Manual calculations work for small projects, but become a nightmare when you’re processing hundreds of audio files daily.

I automated this - my setup grabs audio duration, calls Whisper, then logs everything automatically. No more ffprobe commands or updating spreadsheets by hand.

The real game changer? Workflows that monitor spending in real time. Mine calculates costs on the fly, alerts me when I hit budget limits, and exports data straight to accounting.

Latenode handles this perfectly. Build workflows that process audio, track duration, calculate costs, and log to databases or sheets. Plus it alerts you before hitting spending limits.

Beats manually checking OpenAI’s dashboard or writing custom code that breaks when you scale.
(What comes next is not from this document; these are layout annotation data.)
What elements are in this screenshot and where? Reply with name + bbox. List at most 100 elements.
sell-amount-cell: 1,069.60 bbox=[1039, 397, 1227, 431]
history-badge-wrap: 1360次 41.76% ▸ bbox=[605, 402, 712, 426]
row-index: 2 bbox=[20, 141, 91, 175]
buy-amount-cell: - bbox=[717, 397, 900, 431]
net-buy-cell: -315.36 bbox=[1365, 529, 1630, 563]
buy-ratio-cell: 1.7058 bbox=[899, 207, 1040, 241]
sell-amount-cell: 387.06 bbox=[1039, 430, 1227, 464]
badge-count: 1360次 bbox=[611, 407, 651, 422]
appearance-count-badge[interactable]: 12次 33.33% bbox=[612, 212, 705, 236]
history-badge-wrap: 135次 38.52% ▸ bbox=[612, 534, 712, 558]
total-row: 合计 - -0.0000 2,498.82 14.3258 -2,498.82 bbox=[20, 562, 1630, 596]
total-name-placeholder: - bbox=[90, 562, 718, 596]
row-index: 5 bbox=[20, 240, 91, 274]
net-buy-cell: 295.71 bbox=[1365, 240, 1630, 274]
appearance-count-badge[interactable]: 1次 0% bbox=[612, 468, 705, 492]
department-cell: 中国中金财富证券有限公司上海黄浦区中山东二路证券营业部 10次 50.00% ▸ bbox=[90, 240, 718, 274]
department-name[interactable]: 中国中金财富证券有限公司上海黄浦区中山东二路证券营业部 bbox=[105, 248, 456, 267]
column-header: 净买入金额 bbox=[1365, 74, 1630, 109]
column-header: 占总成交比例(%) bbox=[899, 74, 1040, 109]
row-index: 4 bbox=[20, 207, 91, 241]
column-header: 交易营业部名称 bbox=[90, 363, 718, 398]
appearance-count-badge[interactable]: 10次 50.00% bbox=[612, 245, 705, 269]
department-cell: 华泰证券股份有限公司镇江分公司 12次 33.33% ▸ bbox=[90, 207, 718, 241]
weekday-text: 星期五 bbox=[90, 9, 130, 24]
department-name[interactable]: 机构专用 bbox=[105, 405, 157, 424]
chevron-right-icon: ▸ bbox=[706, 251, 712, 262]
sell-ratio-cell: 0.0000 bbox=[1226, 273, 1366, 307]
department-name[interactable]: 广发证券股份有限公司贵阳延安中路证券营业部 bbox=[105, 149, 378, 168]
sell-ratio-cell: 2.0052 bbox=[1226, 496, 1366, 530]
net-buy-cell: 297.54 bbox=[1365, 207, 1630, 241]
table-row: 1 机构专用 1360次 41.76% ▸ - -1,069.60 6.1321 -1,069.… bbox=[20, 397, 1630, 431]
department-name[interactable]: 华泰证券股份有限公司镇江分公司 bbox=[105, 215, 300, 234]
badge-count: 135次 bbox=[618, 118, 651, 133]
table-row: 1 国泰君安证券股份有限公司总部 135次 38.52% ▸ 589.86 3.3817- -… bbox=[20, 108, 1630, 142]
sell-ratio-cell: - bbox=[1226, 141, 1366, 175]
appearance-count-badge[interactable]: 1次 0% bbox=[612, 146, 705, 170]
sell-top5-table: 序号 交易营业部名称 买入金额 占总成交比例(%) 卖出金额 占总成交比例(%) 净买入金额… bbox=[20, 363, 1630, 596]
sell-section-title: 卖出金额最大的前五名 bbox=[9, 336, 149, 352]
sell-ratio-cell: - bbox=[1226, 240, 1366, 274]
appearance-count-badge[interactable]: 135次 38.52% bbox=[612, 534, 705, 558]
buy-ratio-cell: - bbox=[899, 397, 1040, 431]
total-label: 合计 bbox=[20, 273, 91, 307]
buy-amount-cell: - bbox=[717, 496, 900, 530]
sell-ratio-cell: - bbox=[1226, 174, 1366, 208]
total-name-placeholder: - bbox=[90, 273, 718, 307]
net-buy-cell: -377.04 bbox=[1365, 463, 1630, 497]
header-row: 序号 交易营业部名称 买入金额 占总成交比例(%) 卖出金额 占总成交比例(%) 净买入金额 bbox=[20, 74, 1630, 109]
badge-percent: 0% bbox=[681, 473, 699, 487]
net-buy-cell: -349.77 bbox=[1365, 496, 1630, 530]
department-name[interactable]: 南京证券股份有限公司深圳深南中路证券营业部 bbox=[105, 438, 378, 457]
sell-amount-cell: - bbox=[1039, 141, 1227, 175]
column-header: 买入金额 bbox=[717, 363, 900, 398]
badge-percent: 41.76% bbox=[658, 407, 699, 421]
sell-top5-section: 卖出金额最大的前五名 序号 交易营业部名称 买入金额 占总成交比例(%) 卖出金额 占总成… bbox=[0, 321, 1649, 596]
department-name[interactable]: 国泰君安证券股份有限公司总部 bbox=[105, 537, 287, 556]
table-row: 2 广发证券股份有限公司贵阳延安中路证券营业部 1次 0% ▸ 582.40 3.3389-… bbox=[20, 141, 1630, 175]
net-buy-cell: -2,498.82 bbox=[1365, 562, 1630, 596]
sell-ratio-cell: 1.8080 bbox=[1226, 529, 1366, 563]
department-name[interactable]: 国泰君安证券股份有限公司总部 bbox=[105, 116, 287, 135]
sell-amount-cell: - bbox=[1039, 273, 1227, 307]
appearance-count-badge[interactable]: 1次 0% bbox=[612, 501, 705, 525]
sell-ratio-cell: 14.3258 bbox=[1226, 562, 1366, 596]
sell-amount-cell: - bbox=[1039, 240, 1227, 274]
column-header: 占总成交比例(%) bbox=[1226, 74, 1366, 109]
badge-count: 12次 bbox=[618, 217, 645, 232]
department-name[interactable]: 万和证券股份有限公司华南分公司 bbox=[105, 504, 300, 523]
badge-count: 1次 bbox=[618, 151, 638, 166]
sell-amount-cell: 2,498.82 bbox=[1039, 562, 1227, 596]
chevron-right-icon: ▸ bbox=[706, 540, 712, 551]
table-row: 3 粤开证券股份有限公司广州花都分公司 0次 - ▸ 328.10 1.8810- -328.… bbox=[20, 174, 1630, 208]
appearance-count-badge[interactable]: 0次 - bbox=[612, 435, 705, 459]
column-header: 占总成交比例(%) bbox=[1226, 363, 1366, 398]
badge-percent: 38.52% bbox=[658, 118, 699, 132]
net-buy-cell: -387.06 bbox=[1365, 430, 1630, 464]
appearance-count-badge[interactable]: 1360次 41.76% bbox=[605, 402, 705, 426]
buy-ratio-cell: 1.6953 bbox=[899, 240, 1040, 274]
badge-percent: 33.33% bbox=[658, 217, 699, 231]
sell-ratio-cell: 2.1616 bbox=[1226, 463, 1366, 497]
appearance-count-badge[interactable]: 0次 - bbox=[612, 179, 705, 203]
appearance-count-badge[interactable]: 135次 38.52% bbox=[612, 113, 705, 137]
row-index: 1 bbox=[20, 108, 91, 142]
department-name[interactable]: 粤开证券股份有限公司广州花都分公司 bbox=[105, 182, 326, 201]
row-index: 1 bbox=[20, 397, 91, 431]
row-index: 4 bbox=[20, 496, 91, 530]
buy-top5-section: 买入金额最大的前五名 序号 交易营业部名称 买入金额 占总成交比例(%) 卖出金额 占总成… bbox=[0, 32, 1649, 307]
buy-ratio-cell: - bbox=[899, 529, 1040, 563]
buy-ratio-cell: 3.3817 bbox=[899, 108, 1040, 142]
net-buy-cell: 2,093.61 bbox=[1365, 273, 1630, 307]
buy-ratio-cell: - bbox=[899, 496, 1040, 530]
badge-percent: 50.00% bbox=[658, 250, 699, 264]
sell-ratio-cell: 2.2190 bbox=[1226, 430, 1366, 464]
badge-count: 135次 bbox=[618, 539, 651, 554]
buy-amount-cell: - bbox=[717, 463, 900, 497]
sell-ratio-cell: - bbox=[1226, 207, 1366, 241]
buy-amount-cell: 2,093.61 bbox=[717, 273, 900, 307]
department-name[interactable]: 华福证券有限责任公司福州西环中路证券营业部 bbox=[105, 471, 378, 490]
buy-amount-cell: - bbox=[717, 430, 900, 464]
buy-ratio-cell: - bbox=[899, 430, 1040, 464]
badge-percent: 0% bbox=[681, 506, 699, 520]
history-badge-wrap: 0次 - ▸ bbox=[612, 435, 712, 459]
SilentSailing34 · August 31, 2025, 5:20pm

Yeah, the missing token count threw me off when I first started with Whisper too. Here’s the thing - Whisper doesn’t work like ChatGPT or other text models. It charges per minute of audio, not tokens. You pay $0.006 per minute no matter how much text comes out of it. That’s why your API response doesn’t show usage metrics - OpenAI handles the billing on their end based on audio length. What I do is track duration in my app before hitting the API. Just grab the audio file length in seconds, convert to minutes, and multiply by the rate. The OpenAI dashboard updates eventually but it’s not instant, so tracking it yourself gives you better visibility into what you’re spending.